I don't have any evidence for them doing anything but they are a domainers tools

I'd use them for what they are good at - looking at someone's whois. I wouldn't use them to determine availability.
I often use instantdomainsearch.com (or similar) figuring that if you're typing one letter at a time it's really hard to know what you're actually checking (not that anyone cares).
I usually just go to Dynadot/Name (who I don't think steal anything) and just search for a different extension (or without extension). If you want:
CLOUDCOMPUTING.CO.UK
Put into the check
CLOUDCOMPUTING.US
It tells you which other TLDs are available.
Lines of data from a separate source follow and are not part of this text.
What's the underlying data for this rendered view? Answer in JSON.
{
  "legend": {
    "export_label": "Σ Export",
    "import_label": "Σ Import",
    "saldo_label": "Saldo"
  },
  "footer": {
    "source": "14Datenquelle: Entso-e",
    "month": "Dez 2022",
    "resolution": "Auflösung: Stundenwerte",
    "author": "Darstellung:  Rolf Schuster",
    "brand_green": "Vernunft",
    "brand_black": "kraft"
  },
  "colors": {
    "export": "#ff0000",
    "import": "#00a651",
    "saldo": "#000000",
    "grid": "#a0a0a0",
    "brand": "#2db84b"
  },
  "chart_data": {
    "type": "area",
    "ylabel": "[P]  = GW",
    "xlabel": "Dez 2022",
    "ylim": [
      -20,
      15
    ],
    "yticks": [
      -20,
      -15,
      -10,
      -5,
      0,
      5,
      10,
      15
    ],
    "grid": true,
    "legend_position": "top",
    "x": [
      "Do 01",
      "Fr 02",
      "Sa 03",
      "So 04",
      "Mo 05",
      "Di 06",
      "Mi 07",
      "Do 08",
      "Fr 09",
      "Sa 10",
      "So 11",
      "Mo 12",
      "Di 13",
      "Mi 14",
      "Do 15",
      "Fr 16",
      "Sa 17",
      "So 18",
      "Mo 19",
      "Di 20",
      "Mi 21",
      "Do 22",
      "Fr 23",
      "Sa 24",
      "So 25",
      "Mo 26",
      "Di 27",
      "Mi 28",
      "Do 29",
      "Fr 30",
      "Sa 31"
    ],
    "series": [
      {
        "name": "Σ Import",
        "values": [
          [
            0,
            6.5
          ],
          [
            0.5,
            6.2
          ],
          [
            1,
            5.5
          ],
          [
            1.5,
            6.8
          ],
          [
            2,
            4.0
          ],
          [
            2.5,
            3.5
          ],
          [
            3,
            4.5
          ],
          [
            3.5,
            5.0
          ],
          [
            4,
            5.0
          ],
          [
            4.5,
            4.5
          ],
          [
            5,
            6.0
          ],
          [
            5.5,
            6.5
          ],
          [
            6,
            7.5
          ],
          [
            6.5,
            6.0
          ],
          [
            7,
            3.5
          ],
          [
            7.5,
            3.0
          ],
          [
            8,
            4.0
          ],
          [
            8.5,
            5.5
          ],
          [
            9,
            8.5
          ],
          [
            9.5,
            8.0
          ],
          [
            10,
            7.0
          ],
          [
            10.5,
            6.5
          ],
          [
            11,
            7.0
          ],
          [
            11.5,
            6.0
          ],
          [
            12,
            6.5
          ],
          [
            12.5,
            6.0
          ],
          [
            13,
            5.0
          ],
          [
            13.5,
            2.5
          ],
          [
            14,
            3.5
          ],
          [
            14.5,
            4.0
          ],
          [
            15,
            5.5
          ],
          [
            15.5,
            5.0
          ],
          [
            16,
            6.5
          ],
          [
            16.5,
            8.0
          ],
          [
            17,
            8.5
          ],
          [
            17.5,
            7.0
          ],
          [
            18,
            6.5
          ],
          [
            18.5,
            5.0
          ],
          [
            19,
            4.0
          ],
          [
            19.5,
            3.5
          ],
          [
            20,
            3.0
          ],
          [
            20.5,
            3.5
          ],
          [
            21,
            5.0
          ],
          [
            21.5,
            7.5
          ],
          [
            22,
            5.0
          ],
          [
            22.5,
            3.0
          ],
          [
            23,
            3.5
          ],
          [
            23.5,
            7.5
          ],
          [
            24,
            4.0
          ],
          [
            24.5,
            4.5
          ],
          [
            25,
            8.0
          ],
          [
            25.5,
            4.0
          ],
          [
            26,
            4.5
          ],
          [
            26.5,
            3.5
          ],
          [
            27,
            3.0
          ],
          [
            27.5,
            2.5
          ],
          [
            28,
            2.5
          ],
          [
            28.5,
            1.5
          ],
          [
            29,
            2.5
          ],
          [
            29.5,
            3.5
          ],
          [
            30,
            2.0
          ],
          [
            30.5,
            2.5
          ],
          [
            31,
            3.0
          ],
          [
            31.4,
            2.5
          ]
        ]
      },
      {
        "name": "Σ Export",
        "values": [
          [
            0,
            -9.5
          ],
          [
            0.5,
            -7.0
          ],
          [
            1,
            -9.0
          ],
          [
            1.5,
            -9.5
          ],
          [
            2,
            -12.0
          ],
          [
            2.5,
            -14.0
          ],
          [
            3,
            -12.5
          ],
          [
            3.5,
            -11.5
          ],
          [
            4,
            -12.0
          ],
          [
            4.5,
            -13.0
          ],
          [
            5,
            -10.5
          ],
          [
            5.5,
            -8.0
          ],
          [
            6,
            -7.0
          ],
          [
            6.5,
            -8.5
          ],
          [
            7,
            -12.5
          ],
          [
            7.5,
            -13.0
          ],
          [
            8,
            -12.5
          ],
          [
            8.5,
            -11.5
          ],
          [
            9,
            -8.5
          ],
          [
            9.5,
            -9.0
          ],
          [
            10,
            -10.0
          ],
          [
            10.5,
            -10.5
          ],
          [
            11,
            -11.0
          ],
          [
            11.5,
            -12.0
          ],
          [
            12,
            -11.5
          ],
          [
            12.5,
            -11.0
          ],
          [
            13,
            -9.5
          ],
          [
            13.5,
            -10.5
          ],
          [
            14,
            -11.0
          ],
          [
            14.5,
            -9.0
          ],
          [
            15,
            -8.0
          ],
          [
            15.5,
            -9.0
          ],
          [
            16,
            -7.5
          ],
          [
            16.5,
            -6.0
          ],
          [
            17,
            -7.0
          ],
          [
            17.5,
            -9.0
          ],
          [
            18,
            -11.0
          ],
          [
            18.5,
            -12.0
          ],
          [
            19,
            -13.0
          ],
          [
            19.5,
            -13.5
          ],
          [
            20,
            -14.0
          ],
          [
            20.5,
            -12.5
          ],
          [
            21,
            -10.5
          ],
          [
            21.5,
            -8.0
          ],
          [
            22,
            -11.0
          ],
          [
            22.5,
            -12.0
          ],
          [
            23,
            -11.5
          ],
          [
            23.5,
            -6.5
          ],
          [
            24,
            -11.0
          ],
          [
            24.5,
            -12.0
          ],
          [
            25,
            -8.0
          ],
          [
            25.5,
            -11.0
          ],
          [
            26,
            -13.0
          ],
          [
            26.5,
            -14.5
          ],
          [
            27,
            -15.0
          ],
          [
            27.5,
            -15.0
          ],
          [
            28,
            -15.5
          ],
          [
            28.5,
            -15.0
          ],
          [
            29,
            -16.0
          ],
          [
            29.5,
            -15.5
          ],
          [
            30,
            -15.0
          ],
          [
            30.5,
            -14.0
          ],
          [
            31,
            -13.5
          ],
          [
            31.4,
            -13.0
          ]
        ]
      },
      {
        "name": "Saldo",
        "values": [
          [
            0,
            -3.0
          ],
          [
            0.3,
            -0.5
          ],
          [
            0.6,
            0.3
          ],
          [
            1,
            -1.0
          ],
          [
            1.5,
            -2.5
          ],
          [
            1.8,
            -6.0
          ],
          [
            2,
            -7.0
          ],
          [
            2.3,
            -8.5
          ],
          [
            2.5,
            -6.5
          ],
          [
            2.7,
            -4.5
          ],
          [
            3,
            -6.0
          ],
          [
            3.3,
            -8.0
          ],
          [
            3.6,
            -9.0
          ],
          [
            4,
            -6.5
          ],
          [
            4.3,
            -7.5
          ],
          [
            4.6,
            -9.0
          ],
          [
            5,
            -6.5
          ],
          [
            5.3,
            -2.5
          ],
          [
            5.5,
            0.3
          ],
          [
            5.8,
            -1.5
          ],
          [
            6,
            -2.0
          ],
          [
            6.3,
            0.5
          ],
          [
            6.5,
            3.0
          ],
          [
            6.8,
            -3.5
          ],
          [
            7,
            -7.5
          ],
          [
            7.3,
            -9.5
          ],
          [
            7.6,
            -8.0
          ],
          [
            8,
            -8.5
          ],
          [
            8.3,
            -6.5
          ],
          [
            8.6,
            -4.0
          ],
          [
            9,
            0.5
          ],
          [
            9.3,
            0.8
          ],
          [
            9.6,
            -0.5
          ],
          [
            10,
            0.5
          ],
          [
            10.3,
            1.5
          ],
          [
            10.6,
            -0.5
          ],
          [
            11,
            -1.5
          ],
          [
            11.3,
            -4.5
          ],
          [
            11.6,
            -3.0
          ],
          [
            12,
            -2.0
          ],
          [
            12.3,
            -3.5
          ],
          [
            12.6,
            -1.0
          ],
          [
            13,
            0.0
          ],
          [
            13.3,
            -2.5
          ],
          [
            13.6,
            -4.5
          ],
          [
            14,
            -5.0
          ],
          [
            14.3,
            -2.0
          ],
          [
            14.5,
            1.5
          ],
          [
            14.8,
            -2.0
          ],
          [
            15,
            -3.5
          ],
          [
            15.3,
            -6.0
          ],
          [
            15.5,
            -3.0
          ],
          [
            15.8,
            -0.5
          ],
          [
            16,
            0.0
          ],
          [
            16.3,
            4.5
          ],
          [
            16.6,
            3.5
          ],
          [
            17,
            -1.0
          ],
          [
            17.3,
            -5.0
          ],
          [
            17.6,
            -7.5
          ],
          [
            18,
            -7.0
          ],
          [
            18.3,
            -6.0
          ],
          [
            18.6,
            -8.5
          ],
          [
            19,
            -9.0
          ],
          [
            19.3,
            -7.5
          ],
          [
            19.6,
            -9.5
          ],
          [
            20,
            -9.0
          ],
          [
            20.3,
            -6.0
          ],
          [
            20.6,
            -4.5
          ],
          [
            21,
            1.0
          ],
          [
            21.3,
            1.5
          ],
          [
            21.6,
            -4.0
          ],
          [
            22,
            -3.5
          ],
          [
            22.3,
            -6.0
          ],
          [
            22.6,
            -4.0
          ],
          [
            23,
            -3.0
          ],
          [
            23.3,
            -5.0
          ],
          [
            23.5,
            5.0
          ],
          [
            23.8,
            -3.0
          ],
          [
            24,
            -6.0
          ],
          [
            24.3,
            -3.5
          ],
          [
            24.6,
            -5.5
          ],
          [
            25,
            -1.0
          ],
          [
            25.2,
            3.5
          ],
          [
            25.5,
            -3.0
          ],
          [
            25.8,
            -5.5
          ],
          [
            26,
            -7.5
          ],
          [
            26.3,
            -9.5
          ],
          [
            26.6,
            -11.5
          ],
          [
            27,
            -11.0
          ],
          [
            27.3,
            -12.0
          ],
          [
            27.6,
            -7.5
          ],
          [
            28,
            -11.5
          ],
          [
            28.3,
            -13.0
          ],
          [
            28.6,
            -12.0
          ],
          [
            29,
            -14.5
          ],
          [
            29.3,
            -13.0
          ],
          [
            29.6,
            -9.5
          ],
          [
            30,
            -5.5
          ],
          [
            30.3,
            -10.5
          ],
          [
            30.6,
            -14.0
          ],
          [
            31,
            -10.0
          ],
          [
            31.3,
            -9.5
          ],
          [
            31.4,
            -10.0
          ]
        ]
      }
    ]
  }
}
Does it work? Frankly, I don't think most registrars are busy filtering through 100,000s of queries to make registrations. Chances of getting enough regfee domains to make money on without being an active domainer? Near Zero.
Best thing imho is to just run an internic.net or verisign whois script from your server for .com/.net and for anything else use the above method.
I think what happens in reality is as was alluded to earlier. A couple of registrars "hold for their customers" which is BS but they are the places most of us don't use.
Somewhere like Name.com that is heavily into tooling and analysis is likely pulling the information and using it to feed their "suggestions". Somewhere like GoDaddy.com often presents names similar to those you currently have and suggestions so may do similar.
I think most of it is just people registering the same name. A lot of domainers will search google for inspiration. If you imagine 1000s of domainers searching for "What happens after cloud trend?" you will likely have them all looking through the same few pages for inspiration and being inspired by the same thing.
Also - most names you pick up have been registered before and are not as "fresh" as you think. New names have footprints everywhere.. so your original idea may have been three other original ideas previously!
So - you're not the only one looking. About 99% of new regges are dropped. If you had to think about it too long you just saved $8 is how I look at it
//Apologies for the rambling discombobulated post. Doing too any things at once.